Papa Francesco sul terrorismo: “Anche la parola, anche l’esclusione uccidono”

“Mettere il denaro al centro del mondo e togliere l’uomo e la donna dal posto che è loro: è terrorismo”.

Roma. 1 agosto – Ancora una volta parlando ai giovani della GMG di Cracovia e ai giornalisti nella abituale conferenza stampa al ritorno in aereo, il pontefice ha voluto guardare i mali alla radice. Non tralasciando alcun aspetto.

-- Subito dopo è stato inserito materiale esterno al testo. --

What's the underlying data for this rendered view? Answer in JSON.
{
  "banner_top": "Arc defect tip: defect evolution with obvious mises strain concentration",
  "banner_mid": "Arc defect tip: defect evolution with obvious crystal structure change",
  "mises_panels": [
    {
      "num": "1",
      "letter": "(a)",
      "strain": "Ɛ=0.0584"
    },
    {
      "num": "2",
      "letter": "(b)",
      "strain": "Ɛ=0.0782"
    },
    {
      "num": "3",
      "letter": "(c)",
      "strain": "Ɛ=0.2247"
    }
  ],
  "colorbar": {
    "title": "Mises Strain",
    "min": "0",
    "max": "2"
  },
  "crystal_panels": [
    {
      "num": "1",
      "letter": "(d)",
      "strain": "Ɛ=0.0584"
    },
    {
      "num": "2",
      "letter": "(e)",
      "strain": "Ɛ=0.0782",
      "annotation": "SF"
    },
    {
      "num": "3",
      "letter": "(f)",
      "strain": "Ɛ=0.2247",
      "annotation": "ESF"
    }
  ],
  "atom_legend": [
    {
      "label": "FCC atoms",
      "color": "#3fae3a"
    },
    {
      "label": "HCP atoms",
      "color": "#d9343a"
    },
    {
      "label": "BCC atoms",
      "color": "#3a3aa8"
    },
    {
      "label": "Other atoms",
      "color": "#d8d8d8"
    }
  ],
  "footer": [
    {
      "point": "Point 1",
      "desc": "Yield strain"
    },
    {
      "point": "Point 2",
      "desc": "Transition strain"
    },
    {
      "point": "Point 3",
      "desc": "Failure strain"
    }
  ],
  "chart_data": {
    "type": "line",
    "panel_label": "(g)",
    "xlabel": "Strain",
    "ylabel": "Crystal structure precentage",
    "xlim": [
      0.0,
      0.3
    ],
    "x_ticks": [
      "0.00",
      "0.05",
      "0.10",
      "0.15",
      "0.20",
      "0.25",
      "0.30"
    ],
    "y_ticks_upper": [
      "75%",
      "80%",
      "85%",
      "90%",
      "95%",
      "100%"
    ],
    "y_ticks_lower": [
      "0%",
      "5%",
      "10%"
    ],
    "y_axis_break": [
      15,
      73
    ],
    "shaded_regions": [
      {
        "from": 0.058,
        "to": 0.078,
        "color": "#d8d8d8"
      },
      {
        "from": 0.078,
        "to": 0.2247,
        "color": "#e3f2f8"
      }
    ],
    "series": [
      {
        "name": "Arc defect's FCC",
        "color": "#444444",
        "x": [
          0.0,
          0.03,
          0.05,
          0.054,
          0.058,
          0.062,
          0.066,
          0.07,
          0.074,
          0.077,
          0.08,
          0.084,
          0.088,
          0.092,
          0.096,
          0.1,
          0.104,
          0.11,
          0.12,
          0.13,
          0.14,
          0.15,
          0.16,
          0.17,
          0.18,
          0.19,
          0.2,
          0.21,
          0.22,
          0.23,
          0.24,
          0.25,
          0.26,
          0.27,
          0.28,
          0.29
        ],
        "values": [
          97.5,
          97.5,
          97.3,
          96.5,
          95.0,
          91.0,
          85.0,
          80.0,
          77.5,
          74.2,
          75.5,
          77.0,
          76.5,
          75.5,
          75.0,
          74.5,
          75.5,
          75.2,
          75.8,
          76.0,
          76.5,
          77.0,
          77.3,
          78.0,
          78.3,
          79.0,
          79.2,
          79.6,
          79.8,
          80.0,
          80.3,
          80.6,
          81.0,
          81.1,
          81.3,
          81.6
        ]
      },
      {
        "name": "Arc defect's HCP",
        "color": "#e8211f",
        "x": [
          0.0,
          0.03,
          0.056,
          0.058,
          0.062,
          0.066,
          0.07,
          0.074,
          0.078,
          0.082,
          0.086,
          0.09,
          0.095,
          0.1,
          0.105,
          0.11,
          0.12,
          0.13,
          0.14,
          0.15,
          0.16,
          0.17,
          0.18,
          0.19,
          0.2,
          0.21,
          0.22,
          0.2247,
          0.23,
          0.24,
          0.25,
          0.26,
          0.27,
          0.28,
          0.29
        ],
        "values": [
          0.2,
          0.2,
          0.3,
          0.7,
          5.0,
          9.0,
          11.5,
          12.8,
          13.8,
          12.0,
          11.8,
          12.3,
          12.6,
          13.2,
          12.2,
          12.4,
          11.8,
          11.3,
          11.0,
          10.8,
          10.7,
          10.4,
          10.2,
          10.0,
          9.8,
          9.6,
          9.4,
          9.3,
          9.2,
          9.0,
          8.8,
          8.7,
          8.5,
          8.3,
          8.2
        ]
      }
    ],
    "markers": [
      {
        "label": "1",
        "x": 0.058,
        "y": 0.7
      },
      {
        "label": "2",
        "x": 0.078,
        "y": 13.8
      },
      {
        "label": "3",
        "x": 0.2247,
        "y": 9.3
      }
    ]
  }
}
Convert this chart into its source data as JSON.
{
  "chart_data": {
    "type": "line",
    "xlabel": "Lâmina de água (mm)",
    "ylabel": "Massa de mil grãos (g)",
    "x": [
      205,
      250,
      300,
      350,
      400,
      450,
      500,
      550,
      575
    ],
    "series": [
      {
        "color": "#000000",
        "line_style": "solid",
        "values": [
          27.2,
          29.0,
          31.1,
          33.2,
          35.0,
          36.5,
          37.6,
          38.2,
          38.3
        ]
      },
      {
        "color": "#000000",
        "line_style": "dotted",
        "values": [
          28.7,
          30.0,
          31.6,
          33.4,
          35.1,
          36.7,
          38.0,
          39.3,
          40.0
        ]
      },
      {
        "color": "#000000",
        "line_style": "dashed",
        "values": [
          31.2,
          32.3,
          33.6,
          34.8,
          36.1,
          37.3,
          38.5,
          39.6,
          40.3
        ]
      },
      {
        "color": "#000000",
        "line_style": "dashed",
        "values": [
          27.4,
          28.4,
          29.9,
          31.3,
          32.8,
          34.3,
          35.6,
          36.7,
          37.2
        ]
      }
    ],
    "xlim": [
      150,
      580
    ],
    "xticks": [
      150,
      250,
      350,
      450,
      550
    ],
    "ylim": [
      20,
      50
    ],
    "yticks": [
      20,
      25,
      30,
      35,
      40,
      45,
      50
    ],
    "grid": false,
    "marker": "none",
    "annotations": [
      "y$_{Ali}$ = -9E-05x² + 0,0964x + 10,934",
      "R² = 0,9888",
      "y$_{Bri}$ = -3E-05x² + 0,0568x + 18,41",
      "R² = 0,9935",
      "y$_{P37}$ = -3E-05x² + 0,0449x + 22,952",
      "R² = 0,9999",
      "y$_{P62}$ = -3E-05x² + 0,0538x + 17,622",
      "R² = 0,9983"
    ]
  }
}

Fanatismo e radicalismo religioso sono ovviamente le cause di molti attentati, ma altri attentati e uccisioni anche su religiosi sono stati e sono ancora compiuti nel mondo e non da estremisti islamici. In ogni religione ci sono gruppi ad orientamento terroristico e gli sbandati di ogni tipo divengono più facilmente le pedine di artefici non veri credenti, ma semplicemente senza scrupoli. L’interruzione della prosecuzione naturale della vita si può compiere anche in molti altri modi. L’intervento criminale sul territorio che affama e inquina, la segregazione e la tortura per motivazioni religiose o per differenti espressioni di pensiero politico, l’esclusione sociale esercitata in molti modi e sotto tanti aspetti, l’aborto, il traffico di organi, la svalutazione di chi è portatore di disabilità, velocemente o più lentamente uccidono e sono terrorismo. Si può cominciare dal corpo o dalla mente dell’uomo e della donna, ma il risultato è l’eliminazione o la disgregazione fisica o mentale di quelli a cui non lasciamo, esercitando una qualche posizione di potere, neppure il minimo, necessario, spazio esistenziale. L’uomo e la donna investiti sin dall’infanzia dal traffico di droga o dall’esposizione all’alcool o da un bombardamento di immagini orientanti al consumismo fine a se stesso, nel quale non vali se non consumi  – e implicitamente non consumi perché non vali –  sono sottoposti a terrorismo.
La diffusione di giochi elettronici con personaggi violenti fa parte delle mode attuali e non a caso uno degli ultimi terroristi ne era affascinato.
Tali valutazioni di Francesco sono nella continuità del pensiero di Giovanni XXIII,  che si adoperò, tralasciando la propria salute, per le urgenze del Concilio e per arginare il rischio, con tutte le ovvie conseguenze planetarie, di una guerra fra gli USA e Cuba, di Paolo VI con la sua prosecuzione del Concilio Vaticano II e di Giovanni Paolo II con i suoi famosi messaggi inascoltati sulle ultime guerre in Bosnia e in Iraq e le condanne che hanno suonato come un tuono in Sicilia in relazione ai famosi attentati alla magistratura e nelle sue ripetute affermazioni sull’esclusione, sull’aborto, sulla disabilità,
sulla dignità doverosa ma spesso negata. Sua l’istituzione nel 1986 delle Giornate di preghiera per la pace, con la partecipazione dei massimi esponenti di tutte le religioni, iniziate ad Assisi e proseguite nel successivo pontificato di Benedetto XVI e nell’attuale.